Europameisterin und Weltranglisten erste Barbara Matic fährt als Favoritin nach Paris. Auch die deutsche Miriam Butkereit möchte ein Wörtchen im Kampf um die Medaillen mitreden.
Als frisch gekürte Weltmeisterin reist die Deutsche Anna-Maria Wagner nach Paris. In der schwersten Gewichtsklasse der Damen muss sich die Deutsche Renée Lucht mit der Weltspitze messen.
Anpassung der Kampfregeln für den Olympia-Zyklus 2017-2020
Ziel der IJF: Verbreitung des Judo durch einfachere und verständlichere Regeln.

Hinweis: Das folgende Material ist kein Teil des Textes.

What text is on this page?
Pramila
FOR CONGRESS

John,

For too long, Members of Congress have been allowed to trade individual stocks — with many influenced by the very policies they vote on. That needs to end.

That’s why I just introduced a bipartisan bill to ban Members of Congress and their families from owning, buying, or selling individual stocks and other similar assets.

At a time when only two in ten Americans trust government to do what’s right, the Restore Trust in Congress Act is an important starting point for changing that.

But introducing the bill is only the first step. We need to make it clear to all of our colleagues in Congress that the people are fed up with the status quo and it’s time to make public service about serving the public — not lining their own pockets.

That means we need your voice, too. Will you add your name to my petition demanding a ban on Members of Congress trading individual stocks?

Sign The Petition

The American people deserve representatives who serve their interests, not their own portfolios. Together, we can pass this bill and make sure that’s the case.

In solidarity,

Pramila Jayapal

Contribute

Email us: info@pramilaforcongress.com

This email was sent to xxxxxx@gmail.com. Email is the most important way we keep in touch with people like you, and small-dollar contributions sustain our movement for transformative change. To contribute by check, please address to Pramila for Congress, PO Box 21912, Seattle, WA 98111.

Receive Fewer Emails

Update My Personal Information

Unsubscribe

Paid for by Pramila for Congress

Zweck der Regeln: Das Angriffs-Judo fördern und Ippon realisieren.
Zusammenfassung der Regeländerungen
- Kampfzeit: Die effektive Kampfzeit beträgt für Männer und Frauen gleichermaßen 4 Minuten.
- Wertungen: Es gibt nur noch zwei Wertungen: Waza-Ari und Ippon. Zukünftig werden alle Wurftechniken mit Waza-Ari bewertet, die in der Vergangenheit mit Waza-Ari oder Yuko bewertet wurden. Mehrere Waza-Ari werden nicht mehr aufaddiert.
- Haltegriffzeiten: 10 bis 19 Sekunden: Waza-Ari, 20 Sekunden: Ippon.
- Kampfbewertung: In der regulären Kampfzeit kann ein Kampf nur noch durch technische Wertungen (Ippon oder Waza-Ari) gewonnen werden. Strafen entscheiden den Kampf nicht (Ausnahme: direktes oder zusammengesetztes Hansoku-Make).
- Golden Score: Im Falle, dass in der regulären Kampfzeit keine Wertung erteilt wurde oder die Zahl der Wertungen gleich ist, wird der Kampf in Golden Score fortgesetzt. Alle Wertungen und Strafen verbleiben auf dem Scoreboard. Die Entscheidung im Golden Score resultiert aus dem Unterschied von Wertungen oder Strafen (Shido).
- Strafen: Es gibt zukünftig nur noch drei Shido (anstatt vier). Das dritte Shido bedeutet Hansoku-Make. Alle Aktionen, die die Art und Weise des Greifens betreffen (z.B. Pistolengriff, Taschengriff, einseitiger Griff), werden nicht mehr bestraft. Der Griffkampf (Kumi-Kata) wird nicht mehr bestraft, solange der Judoka Angriffe vorbereitet. Negative Verhaltensweisen (nicht auf einen Angriff hinarbeiten, defensive Haltungen) werden mit Shido bestraft. Die Zeit zwischen dem Griffkampf und Angriffshandlungen wird auf 45 Sekunden ausgedehnt (Inaktivität). Angriffe unterhalb des Gürtels werden beim ersten Mal mit Shido, beim zweiten Mal mit Hansoku-Make bestraft.
- Sicherheit: Wenn Uke die Landung auf dem Rücken zu vermeiden versucht durch eine Bewegung, die gefährlich für Kopf, Nacken oder Wirbelsäule ist, ist er mit Hansoku-Make zu bestrafen. Der Kämpfer verliert den Kampf, darf aber den Wettkampf ggfs. fortsetzten. Die Landung auf beiden Ellenbogen ist zu bewerten; die Landung auf einem Ellenbogen ist nicht zu bewerten. Anti-Judo wird sofort bestraft als eine Handlung gegen den Geist des Judo.
- Würfe und Kontertechniken: Bei Angriffs- und Kontertechniken wird der erste Kämpfer, der mit dem eigenen Körper auftrifft, als Verlierer angesehen. Wenn eine Wertung möglich ist, wird diese erteilt. Wenn beide Kämpfer zusammen landen, wird keine Wertung gegeben. Wenn eine Kontertechnik von einem Kämpfer nach der Landung ausgeführt wird, wird diese nicht bewertet. Jede Aktion nach der Landung wird als Ne-Waza-Aktion betrachtet.
- Judogi: Für eine größere Effektivität und für einen besseren Griff ist es notwendig, dass die Jacke vom Gürtel fest zusammengehalten wird. Um dies zu stärken, müssen die Kämpfer ihren Judogi auf Anordnung des Kampfrichters schnell zwischen Matte und Ha-Jime ordnen.